You have to bin the chain......this is how it works......
The chain wears, and the worn chain wears the cassette.
Quite.
You have to bin the chain......this is how it works......
The chain wears, and the worn chain wears the cassette.
meic wrote:I dont know why they have chosen certain amounts of wear to be critical, is it because of the chain's interaction with the teeth or because that is the depth of surface hardening?
CJ wrote:...............
In my case the choice of how much wear to call critical has been a matter of trial and error and has changed as I've adopted more accurate methods of measuring it (than the usual gauge). I used to think 1% elongation was okay, but after a couple of cases of a new chain jumping badly on a cassette recently vacated by a chain with exactly that much wear, I've dropped it to 0.5%. I don't always catch a chain at 0.5%, some get to 0.6 or 0.7 and sometimes there's a bit of new chain jumping on sprockets vacated by the latter - but usually only one or two sprockets and only for a short while. So I think 0.5% must be about right, as the amount of wear that lets you keep the old cassette. ...................
531colin wrote:....Having lampooned wear gauges for including "the wrong sort of wear" in their estimation, the engineer's solution is to measure something which he can measure to the Nth degree of accuracy......
I have a curiosity about it too, but it doesn't make any difference what is happening or why.meic wrote:I have a curiosity about what is really happening but it dosnt seem to have much effect on when I choose to replace my chains that is decided more empirically by what I like or can get away with.

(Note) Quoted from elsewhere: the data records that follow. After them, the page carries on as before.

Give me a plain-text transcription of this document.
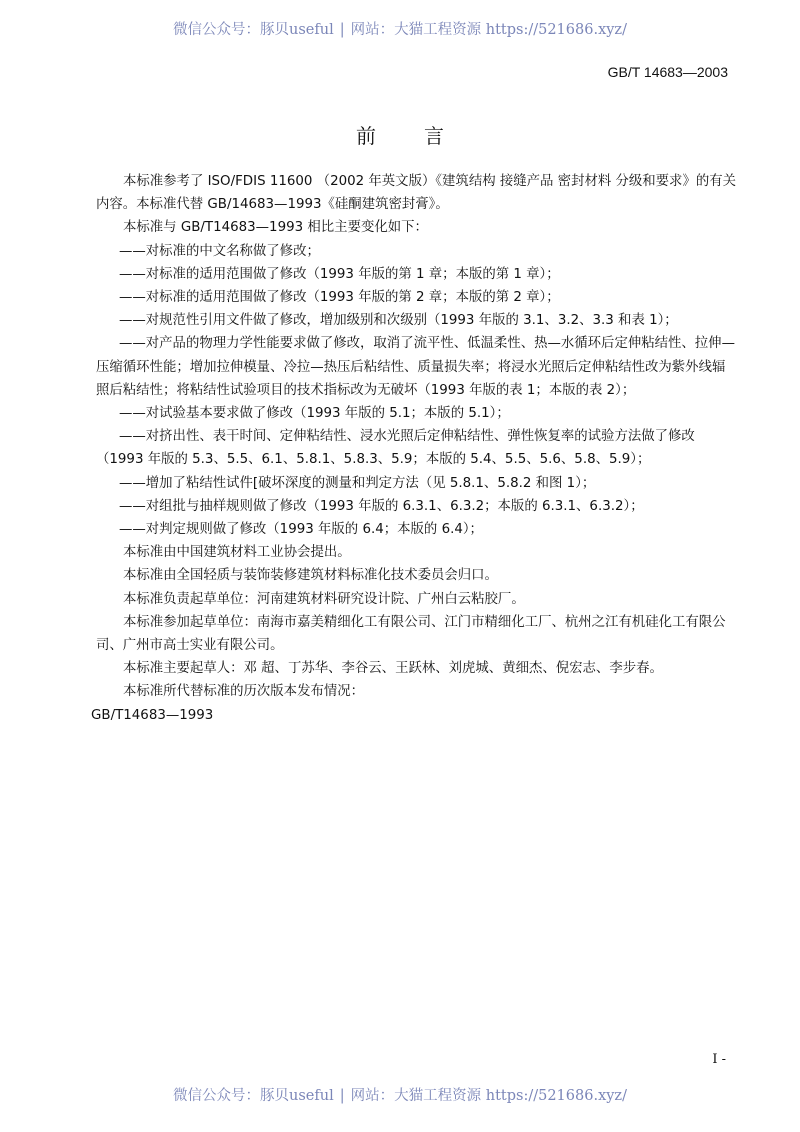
微信公众号：豚贝useful | 网站：大猫工程资源 https://521686.xyz/
GB/T 14683—2003
前言

本标准参考了 ISO/FDIS 11600 （2002 年英文版）《建筑结构 接缝产品 密封材料 分级和要求》的有关内容。本标准代替 GB/14683—1993《硅酮建筑密封膏》。

本标准与 GB/T14683—1993 相比主要变化如下：

——对标准的中文名称做了修改；

——对标准的适用范围做了修改（1993 年版的第 1 章；本版的第 1 章）；

——对标准的适用范围做了修改（1993 年版的第 2 章；本版的第 2 章）；

——对规范性引用文件做了修改，增加级别和次级别（1993 年版的 3.1、3.2、3.3 和表 1）；

——对产品的物理力学性能要求做了修改，取消了流平性、低温柔性、热—水循环后定伸粘结性、拉伸—压缩循环性能；增加拉伸模量、冷拉—热压后粘结性、质量损失率；将浸水光照后定伸粘结性改为紫外线辐照后粘结性；将粘结性试验项目的技术指标改为无破坏（1993 年版的表 1；本版的表 2）；

——对试验基本要求做了修改（1993 年版的 5.1；本版的 5.1）；

——对挤出性、表干时间、定伸粘结性、浸水光照后定伸粘结性、弹性恢复率的试验方法做了修改（1993 年版的 5.3、5.5、6.1、5.8.1、5.8.3、5.9；本版的 5.4、5.5、5.6、5.8、5.9）；

——增加了粘结性试件[破坏深度的测量和判定方法（见 5.8.1、5.8.2 和图 1）；

——对组批与抽样规则做了修改（1993 年版的 6.3.1、6.3.2；本版的 6.3.1、6.3.2）；

——对判定规则做了修改（1993 年版的 6.4；本版的 6.4）；

本标准由中国建筑材料工业协会提出。

本标准由全国轻质与装饰装修建筑材料标准化技术委员会归口。

本标准负责起草单位：河南建筑材料研究设计院、广州白云粘胶厂。

本标准参加起草单位：南海市嘉美精细化工有限公司、江门市精细化工厂、杭州之江有机硅化工有限公司、广州市高士实业有限公司。

本标准主要起草人：邓 超、丁苏华、李谷云、王跃林、刘虎城、黄细杰、倪宏志、李步春。

本标准所代替标准的历次版本发布情况：

GB/T14683—1993

I -
微信公众号：豚贝useful | 网站：大猫工程资源 https://521686.xyz/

531colin wrote:Elephant in the room?
Having lampooned wear gauges for including "the wrong sort of wear" in their estimation, the engineer's solution is to measure something which he can measure to the Nth degree of accuracy. If that accurate measurement is so laborious that you don't do it often enough, and is anyway a poor predictor of chain jumping, as in "a couple of cases out of so many chains", then in real world use its a worse measure than my chain gauge.

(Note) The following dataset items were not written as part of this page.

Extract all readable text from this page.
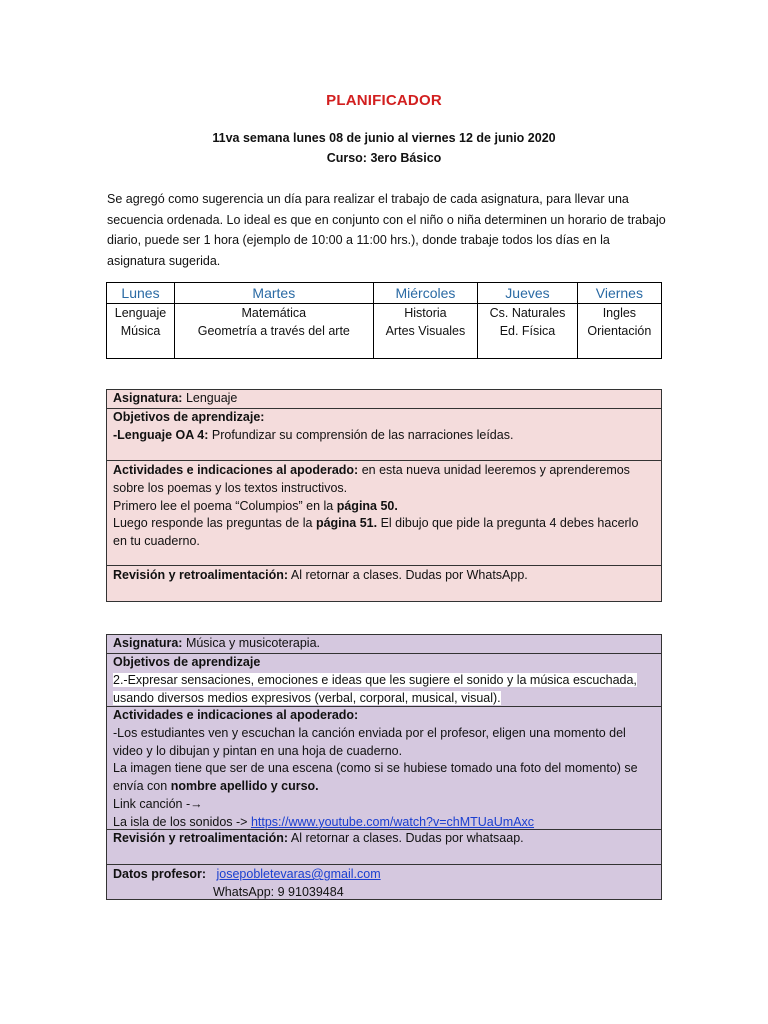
PLANIFICADOR
11va semana lunes 08 de junio al viernes 12 de junio 2020
Curso: 3ero Básico

Se agregó como sugerencia un día para realizar el trabajo de cada asignatura, para llevar una secuencia ordenada. Lo ideal es que en conjunto con el niño o niña determinen un horario de trabajo diario, puede ser 1 hora (ejemplo de 10:00 a 11:00 hrs.), donde trabaje todos los días en la asignatura sugerida.

Lunes	Martes	Miércoles	Jueves	Viernes
Lenguaje	Matemática	Historia	Cs. Naturales	Ingles
Música	Geometría a través del arte	Artes Visuales	Ed. Física	Orientación
Asignatura: Lenguaje
Objetivos de aprendizaje:
-Lenguaje OA 4: Profundizar su comprensión de las narraciones leídas.
Actividades e indicaciones al apoderado: en esta nueva unidad leeremos y aprenderemos sobre los poemas y los textos instructivos.
Primero lee el poema “Columpios” en la página 50.
Luego responde las preguntas de la página 51. El dibujo que pide la pregunta 4 debes hacerlo en tu cuaderno.
Revisión y retroalimentación: Al retornar a clases. Dudas por WhatsApp.
Asignatura: Música y musicoterapia.
Objetivos de aprendizaje
2.-Expresar sensaciones, emociones e ideas que les sugiere el sonido y la música escuchada, usando diversos medios expresivos (verbal, corporal, musical, visual).
Actividades e indicaciones al apoderado:
-Los estudiantes ven y escuchan la canción enviada por el profesor, eligen una momento del video y lo dibujan y pintan en una hoja de cuaderno.
La imagen tiene que ser de una escena (como si se hubiese tomado una foto del momento) se envía con nombre apellido y curso.
Link canción -→
La isla de los sonidos -> https://www.youtube.com/watch?v=chMTUaUmAxc
Revisión y retroalimentación: Al retornar a clases. Dudas por whatsaap.
Datos profesor: josepobletevaras@gmail.com
WhatsApp: 9 91039484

tykeboy2003 wrote:Thanks for all the replies, I'll re-check the chain with a steel ruler.
I fairly regularly clean my chain by removing it from the bike and soaking it in some WD40 type stuff I got off eBay. I then give it a good shake and then another soak/shake in some fresh stuff. I then oil it with Green Oil.
This is an interesting point of view:-Cleaning chains is pointless.
You wash out the factory fitted lube, and there's NO WAY of stopping fine grit particles getting in. The best you can achieve is to spray it with a wax furniture polish when new and wipe with a cloth when it looks dirty.
I seem to remember reading something similar on Sheldon Brown, but it just seems to feel so wrong!
Edit - I've got a new chain on order.
CJ wrote:......... I used to think 1% elongation was okay, but after a couple of cases of a new chain jumping badly on a cassette recently vacated by a chain with exactly that much wear,.................
Mick F wrote:39" steel rule hangs on a hook in the workshop.
I take it down and lay my chains against it.
Any wear/stretch is immediately seen by the elongation at the 39"mark.
0.5% (3/16ths @ 39") is too far IMHO.
I go for 0.4% or less.
By that time, the chain is all wobbly and waggly.